CHENNAI, AUG 10, 2017: THE ISSUE BEFORE THE COURT IS - Whether surplus arising upon amalgamation of subsidiary with its parent company, is taxable u/s.28(iv). NO is the answer.

Facts of the case:

The assessee company amalgamated with its wholly owned subsidiary company. During assessment, AO found that Sundaram Auto Finance Ltd., a joint venture company promoted by the assessee company amalgamated with the assessee company under the "purchase method" as prescribed by accounting standard. The scheme of amalgamation had been given effect to in the accounts and accordingly, the assets and liabilities of the amalgamating company were transferred to and vested with the company w.e.f. 1.4.2002. The excess of assets over liabilities on account of amalgamation of M/s.Sundaram Auto Finance Ltd., to the tune of Rs.2554.235 lakhs was transferred to the capital reserve. The AO was of the view that the amount of excess of assets over liabilities are in the nature of benefit or perquisite arising from business or the excess of profession and required to be taxed u/s 28(iv). In response, it was submitted by AR that the assessee company was already the 100% owner of the surplus of the assets over liability of the subsidiary company and value of the shares in the subsidiary reflects this surplus. Thus, when the shares of subsidiary, on amalgamation, replaced by assets and liabilities of the subsidiary company there was no fresh benefit or amenity accruing to the company. The assessee further submitted before the AO that the transfer of assets in amalgamation of companies would be chargeable under the head "Capital gains" but specifically exempted in respect of transfer of assets between Holding and Subsidiary Companies. Not being impressed by the explanation of assessee company, the AO brought to tax the capital reserve u/s 28(iv) of I-T Act.

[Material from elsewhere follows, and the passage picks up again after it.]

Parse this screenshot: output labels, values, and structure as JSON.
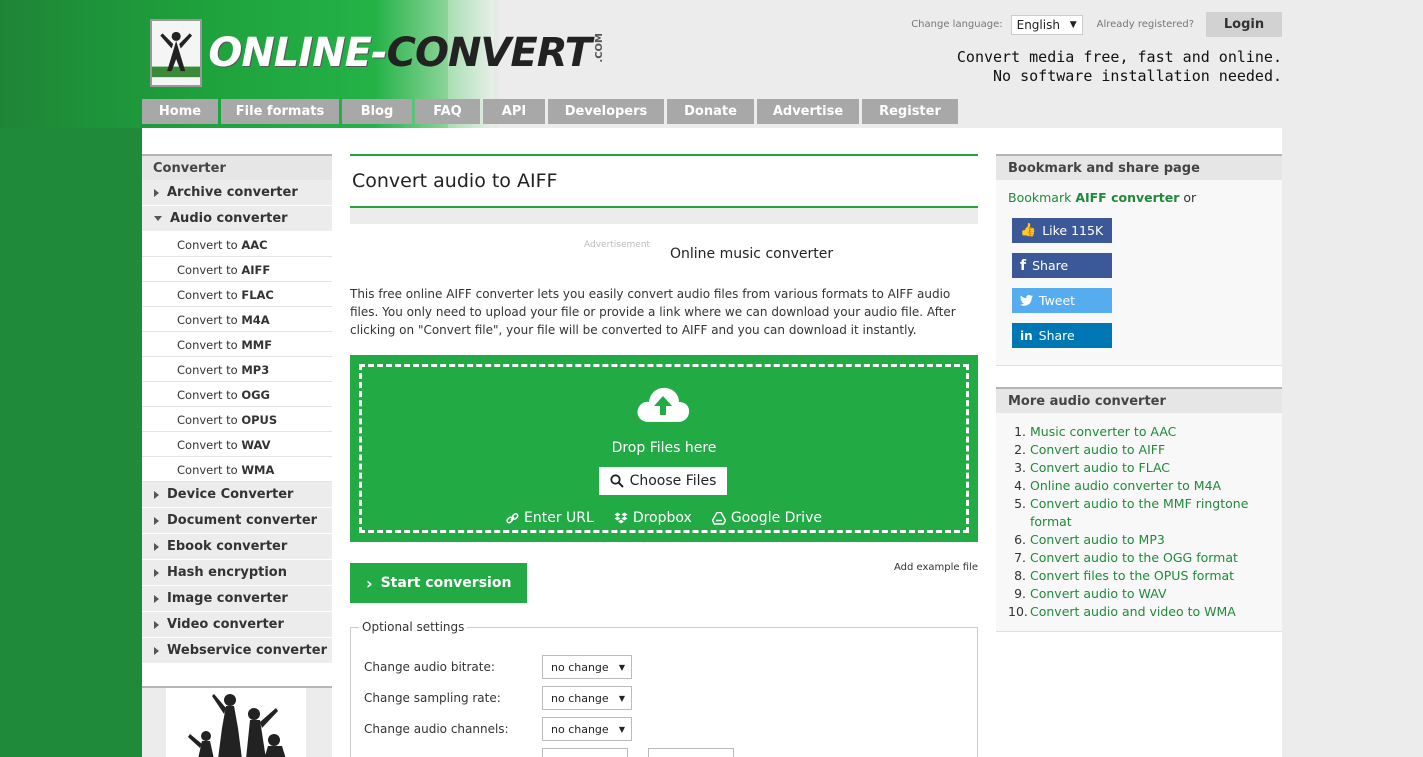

On appeal, the ITAT held that,

++ the AO was of the view that the amalgamation resulted in a benefit in the form of surplus of assets over liability of the subsidiary company. As rightly stated by the AR, the surplus in amalgamation attracts capital gains tax, but the capital gains are specifically exempted by Sec.47 of Income Tax Act. Sec.28(iv) applies to the business profits arising out of normal business transactions. In the case of the assessee, the subsidiary company was amalgamated with the assessee company and there was no business transaction in the amalgamation. Hence, Sec.28(iv) has no application in the assessee's case. The assessee relied on the decision of the High Court in the case of CIT v. Stads Ltd. and its case is squarely covered by the same. Therefore, respectfully following the decision of the jurisdictional High Court, it was held that the surplus on amalgamation is not taxable u/s.28(iv) of Income Tax Act.